Energie

Le roi d’Arabie saoudite et le président nigérian s’engagent à stabiliser le marché pétrolier

Une raffinerie de pétrole à 350 km à l'est d'Alger. (Illustration) © Anis Belghoul/AP/SIPA

Le roi Salmane d'Arabie saoudite et le président nigérian Muhammadu Buhari se sont engagés mardi à Ryad à travailler à la stabilisation du marché pétrolier mais le producteur africain n'a pas évoqué de gel de sa production.

Les deux leaders se sont engagés à faire tout ce qui est possible pour stabiliser le marché pétrolier et à favoriser un remontée des prix, indique un communiqué de la présidence nigériane.

Le communiqué ne fait aucune mention d’un gel de la production du Nigeria, pourtant évoqué comme possible par des analystes pétroliers.

Les deux chefs d’État se sont rencontrés à Ryad où Muhammadu Buhari est arrivé tard lundi au début d’une visite d’une semaine dans le Golfe qui doit le conduire aussi au Qatar.

La présidence nigériane avait auparavant indiqué que la stabilisation des prix du pétrole devait figurer en bonne place à l’ordre du jour des discussions entre le président Buhari et le souverain saoudien.

La rencontre a porté sur les relations bilatérales et la situation régionale, s’est bornée à indiquer l’agence officielle saoudienne SPA.

Les cours du pétrole pèsent lourdement sur l’économie nigériane

Le Nigeria souffre de la chute des prix du pétrole, qui a considérablement réduit les revenus publics et affaibli la monnaie nationale, le naira, même si le président Buhari s’est pour l’instant refusé à dévaluer.
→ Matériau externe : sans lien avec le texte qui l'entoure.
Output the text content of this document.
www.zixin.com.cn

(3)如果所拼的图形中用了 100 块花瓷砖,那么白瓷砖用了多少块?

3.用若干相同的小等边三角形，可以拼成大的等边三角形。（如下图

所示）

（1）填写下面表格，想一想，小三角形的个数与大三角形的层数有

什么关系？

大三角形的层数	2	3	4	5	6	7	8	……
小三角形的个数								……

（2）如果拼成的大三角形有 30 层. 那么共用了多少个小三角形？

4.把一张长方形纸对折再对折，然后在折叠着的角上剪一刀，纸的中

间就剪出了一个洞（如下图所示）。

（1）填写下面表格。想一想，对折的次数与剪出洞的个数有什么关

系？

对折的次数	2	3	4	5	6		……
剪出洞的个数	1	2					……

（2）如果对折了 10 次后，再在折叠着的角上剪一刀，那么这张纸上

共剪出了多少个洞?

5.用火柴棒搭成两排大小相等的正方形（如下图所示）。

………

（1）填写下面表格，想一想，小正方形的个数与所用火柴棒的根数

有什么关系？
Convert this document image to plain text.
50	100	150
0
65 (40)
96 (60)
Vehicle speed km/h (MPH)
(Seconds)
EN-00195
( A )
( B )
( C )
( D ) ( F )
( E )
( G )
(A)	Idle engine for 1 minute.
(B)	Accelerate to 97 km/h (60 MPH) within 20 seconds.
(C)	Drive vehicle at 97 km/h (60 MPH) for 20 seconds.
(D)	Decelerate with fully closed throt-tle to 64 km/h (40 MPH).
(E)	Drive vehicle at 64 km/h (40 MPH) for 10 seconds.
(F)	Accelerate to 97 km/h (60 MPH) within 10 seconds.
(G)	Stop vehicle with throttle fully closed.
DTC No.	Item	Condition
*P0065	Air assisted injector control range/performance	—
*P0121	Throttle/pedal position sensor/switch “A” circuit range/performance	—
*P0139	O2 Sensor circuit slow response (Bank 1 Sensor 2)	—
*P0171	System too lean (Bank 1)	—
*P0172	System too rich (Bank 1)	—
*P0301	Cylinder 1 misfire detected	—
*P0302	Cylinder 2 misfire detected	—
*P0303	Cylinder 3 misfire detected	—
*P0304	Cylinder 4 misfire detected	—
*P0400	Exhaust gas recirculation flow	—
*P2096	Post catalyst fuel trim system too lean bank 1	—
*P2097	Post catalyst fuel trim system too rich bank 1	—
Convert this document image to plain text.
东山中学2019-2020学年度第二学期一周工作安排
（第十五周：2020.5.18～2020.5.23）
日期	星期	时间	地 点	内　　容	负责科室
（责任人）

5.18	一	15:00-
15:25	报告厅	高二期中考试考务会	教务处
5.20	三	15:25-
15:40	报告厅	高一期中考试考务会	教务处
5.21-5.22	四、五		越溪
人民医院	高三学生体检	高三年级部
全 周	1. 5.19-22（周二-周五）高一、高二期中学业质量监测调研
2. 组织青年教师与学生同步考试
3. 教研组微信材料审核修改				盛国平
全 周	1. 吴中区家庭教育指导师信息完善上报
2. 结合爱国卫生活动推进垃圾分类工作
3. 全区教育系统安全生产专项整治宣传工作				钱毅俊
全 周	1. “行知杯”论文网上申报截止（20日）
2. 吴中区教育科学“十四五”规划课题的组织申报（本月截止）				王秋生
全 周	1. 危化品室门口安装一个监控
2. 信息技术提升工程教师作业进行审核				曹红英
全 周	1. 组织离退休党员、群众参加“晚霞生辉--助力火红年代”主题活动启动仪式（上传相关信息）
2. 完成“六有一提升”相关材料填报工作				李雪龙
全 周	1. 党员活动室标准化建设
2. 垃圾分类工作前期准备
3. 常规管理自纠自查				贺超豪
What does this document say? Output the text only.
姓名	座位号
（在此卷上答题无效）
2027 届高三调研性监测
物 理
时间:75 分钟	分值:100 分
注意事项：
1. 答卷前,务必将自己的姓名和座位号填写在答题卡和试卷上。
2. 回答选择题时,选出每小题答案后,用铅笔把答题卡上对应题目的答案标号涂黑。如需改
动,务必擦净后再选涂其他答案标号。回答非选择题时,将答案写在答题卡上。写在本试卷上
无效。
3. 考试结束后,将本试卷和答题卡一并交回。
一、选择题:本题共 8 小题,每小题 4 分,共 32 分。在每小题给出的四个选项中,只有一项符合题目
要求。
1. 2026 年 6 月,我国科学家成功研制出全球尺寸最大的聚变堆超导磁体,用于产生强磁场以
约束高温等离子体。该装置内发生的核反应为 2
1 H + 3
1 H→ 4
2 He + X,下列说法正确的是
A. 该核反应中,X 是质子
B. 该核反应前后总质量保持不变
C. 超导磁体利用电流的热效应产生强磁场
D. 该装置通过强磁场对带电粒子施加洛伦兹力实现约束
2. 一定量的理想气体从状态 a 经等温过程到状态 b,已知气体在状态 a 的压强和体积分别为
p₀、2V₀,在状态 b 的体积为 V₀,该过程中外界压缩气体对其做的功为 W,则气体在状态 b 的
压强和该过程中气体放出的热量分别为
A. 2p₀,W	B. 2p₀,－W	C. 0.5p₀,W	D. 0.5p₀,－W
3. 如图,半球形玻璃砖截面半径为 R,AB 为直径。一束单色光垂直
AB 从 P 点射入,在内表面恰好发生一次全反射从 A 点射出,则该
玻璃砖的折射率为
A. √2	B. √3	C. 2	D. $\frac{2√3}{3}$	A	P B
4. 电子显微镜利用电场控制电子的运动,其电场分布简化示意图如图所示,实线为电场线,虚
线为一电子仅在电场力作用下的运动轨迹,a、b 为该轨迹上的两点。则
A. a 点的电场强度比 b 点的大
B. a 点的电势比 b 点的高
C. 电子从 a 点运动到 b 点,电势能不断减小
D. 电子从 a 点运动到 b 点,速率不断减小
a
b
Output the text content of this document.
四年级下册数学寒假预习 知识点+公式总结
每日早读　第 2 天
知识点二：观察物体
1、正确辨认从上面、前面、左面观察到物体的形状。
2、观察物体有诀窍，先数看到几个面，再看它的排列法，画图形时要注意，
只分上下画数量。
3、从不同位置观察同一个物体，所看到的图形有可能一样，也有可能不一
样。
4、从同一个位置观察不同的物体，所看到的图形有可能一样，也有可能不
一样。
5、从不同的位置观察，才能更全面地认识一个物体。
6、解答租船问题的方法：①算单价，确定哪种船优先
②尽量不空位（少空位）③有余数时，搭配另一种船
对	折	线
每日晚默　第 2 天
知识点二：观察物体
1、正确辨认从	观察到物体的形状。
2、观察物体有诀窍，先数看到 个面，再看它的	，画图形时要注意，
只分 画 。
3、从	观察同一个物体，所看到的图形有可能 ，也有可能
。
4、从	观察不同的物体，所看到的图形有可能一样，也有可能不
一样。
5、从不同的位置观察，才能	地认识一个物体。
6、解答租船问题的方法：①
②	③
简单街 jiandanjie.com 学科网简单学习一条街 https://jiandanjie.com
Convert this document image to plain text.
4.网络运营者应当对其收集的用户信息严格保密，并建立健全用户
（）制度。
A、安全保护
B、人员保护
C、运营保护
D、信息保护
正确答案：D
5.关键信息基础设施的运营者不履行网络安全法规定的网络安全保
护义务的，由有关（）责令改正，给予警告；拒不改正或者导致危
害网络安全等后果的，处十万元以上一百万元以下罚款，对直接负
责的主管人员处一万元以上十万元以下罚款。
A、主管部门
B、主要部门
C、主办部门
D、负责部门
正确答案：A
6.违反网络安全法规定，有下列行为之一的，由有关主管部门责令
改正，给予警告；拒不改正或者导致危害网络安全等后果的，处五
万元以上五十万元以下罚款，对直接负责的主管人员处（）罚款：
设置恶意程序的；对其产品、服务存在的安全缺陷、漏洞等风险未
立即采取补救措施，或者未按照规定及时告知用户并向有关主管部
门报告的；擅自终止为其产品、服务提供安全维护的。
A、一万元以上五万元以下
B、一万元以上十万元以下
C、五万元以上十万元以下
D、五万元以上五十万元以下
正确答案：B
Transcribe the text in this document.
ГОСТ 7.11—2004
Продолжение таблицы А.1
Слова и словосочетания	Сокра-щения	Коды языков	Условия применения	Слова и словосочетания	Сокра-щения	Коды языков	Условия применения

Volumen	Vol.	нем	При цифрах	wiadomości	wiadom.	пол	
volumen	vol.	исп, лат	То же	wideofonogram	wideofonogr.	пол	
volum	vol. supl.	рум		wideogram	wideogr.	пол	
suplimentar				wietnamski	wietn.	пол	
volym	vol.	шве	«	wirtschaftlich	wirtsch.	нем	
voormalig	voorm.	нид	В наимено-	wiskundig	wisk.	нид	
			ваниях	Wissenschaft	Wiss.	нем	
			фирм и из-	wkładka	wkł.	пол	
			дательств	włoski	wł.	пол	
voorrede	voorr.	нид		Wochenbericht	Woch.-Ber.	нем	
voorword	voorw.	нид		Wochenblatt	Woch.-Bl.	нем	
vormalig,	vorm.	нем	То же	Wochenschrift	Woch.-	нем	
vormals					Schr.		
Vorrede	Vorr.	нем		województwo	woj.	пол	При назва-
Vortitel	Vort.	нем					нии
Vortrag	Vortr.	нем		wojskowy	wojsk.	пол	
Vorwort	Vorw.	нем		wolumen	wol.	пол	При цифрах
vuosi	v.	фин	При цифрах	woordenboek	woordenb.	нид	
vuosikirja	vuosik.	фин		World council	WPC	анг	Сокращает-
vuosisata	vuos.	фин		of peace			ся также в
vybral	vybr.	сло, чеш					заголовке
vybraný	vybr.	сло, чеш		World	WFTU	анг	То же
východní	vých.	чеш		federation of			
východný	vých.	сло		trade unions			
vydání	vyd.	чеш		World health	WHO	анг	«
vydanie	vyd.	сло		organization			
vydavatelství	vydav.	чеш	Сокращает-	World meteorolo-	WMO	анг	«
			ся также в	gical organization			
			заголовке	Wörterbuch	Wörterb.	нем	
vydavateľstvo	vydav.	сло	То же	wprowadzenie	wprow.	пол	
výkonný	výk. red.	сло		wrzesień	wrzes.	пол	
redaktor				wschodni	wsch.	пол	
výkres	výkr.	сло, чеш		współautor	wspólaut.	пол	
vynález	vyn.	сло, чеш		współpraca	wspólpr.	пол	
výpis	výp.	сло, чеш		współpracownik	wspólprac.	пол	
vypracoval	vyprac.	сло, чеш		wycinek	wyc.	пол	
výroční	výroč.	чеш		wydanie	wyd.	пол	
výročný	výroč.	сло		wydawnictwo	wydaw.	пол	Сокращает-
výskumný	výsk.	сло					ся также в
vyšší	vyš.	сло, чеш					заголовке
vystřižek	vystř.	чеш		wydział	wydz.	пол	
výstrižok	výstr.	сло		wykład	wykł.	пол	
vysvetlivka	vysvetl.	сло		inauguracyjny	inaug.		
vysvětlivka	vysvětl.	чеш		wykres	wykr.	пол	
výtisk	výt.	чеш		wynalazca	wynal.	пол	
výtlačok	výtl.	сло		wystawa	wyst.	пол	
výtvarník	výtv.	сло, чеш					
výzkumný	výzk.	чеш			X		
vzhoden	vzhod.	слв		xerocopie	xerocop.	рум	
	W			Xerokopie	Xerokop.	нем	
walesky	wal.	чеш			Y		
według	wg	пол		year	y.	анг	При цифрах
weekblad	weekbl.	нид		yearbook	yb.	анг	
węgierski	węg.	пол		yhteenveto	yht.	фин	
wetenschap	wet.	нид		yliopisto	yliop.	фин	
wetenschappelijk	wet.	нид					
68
Le ministre iranien du Pétrole, Bijan Namadar Zanganeh, a rejeté mardi l’idée d’un gel du niveau de la production pétrolière de l’Iran en la qualifiant de plaisanterie.

L’Arabie saoudite et la Russie – les deux premiers producteurs de brut – avaient proposé il y a une semaine, au terme d’une réunion à Doha avec le Qatar et le Venezuela, que tous les pays producteurs gèlent leur niveau production à son niveau de janvier pour soutenir les prix.

Mercredi dernier, après une réunion avec ses homologues irakien, vénézuélien et qatari à Téhéran, Bijan Namadar Zanganeh avait pourtant déclaré que l’Iran soutenait toute mesure visant à stabiliser le marché et augmenter les prix.

Les prix du pétrole ont dégringolé de quelque 70 dollars depuis la mi-2014, passant de plus de 100 dollars à 30 dollars le baril actuellement.